She's in the Kitchen, and She's Not Making Blinis

Lena, right, looks like the kind of woman who could get the
Good Housekeeping Seal of Approval. But she sells up to 400
half-liter bottles of hooch every month, leaving her little
time to keep house.

http://www.nytimes.com/library/world/europe/072500russia-bootlegger.html


Russians don't call it hooch, of course. They call it samogon, 
a piece of slang that literally translates as "run by myself," 
which is just how the business is run. 

One reason may be that flouting the samogon law is an entrenched 
habit. [..] the samogon craft gained in the mid-1980's, during 
Mikhail S. Gorbachev's furious anti-alcohol campaign. 

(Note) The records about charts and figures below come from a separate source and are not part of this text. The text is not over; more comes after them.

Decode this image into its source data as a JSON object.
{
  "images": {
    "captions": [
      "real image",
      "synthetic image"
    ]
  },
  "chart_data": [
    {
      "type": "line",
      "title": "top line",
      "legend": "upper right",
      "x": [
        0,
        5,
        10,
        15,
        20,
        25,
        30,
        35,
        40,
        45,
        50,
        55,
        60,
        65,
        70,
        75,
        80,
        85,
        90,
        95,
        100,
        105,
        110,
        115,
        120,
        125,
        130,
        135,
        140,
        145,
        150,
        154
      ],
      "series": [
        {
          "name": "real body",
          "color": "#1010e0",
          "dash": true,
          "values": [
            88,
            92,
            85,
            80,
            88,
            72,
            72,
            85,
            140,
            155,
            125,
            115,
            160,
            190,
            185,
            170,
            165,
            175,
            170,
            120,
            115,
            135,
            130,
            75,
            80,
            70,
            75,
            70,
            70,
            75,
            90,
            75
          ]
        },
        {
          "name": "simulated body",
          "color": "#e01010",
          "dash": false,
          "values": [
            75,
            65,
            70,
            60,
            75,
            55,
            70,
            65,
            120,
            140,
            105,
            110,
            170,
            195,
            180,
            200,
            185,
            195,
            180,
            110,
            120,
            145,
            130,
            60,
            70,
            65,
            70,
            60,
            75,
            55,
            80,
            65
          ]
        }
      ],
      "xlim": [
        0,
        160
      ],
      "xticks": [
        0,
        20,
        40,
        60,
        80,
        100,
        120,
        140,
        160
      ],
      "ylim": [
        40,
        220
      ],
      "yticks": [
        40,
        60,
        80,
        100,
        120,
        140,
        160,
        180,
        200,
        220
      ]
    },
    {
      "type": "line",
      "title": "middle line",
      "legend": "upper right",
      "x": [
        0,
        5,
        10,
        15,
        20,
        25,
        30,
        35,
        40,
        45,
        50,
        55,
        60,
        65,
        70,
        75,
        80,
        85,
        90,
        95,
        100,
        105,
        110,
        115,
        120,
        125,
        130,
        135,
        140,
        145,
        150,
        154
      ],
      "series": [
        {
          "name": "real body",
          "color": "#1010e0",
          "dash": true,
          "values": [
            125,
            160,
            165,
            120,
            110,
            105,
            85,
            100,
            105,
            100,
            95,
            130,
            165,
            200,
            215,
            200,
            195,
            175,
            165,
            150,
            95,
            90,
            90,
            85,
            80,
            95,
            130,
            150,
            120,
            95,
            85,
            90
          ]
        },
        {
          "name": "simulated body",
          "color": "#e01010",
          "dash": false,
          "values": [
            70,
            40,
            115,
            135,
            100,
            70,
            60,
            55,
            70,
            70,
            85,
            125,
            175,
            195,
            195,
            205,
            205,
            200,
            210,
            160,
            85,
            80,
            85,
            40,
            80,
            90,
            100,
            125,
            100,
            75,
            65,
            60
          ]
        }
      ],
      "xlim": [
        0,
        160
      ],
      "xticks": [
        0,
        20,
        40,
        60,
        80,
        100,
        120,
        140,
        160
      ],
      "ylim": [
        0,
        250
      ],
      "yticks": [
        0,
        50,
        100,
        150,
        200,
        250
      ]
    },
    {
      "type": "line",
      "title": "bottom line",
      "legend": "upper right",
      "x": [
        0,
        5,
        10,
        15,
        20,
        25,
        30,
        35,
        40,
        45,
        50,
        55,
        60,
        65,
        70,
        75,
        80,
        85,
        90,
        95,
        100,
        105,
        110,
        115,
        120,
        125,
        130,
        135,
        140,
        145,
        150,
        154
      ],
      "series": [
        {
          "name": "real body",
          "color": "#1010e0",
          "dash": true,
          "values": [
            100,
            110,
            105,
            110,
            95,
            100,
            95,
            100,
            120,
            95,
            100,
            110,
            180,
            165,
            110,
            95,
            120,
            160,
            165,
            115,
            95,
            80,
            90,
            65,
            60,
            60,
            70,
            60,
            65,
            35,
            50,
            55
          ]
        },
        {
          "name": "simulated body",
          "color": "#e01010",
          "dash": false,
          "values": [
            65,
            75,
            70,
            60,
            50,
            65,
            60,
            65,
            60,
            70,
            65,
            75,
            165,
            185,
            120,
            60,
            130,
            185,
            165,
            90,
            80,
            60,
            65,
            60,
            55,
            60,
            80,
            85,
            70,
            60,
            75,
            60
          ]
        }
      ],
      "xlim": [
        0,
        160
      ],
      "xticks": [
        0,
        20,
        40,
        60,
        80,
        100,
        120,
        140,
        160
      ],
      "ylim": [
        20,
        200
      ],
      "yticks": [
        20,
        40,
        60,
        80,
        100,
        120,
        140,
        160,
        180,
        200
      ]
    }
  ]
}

Soviet authorities closed thousands of liquor stores and razed 
distilleries, breweries and vineyards, leaving truly dedicated 
drinkers scrambling for alternatives. 

People drank cologne and even brake fluid in search of refreshment. 
Air force pilots took to drinking the exceptionally pure alcohol 
used as a de-icer in MIG-25 jets, Mr. White noted, a practice so 
popular that the MIG-25 acquired the nickname "the flying restaurant." 

Some covered up their tippling by replacing the de-icer alcohol 
with water.  This worked until their jets iced up in flight. 

Samogon, however, became the overwhelming choice of drink. Soviet 
militia made great shows of wrecking stills and hauling away boot-
leggers. But it eventually became clear that wiping out samogon 
would mean locking up much of the nation, including party officials 
and members of the All-Union Voluntary Society for the Struggle for 
Sobriety, the government's anti-booze organ. 

Indeed, the industrial-size packages of yeast Lena regularly buys 
contain instructions for making samogon, under the discreet heading 
"A recipe for Russia's traditional national beverage." 


Lena's inspiration was across the courtyard, where bootleggers were 
buying pure alcohol, diluting it with water and selling it as vodka 
for 80 cents a bottle. "But it was weak stuff, only 30 proof, and the 
quality was bad," she said. "Sometimes they'd add sleeping pills, so 
it would knock you out quicker." 

She figured she could do better. So she bought a small still -- a pot, 
roughly wastebasket-sized, with a curlicued pipe sprouting from the 
top -- and began making real samogon. Today an ordinary bottle sells 
for 80 cents, a bottle spiced up with a skin-peeling combination of 
herbs and orange peel, among other things, costs 90 cents.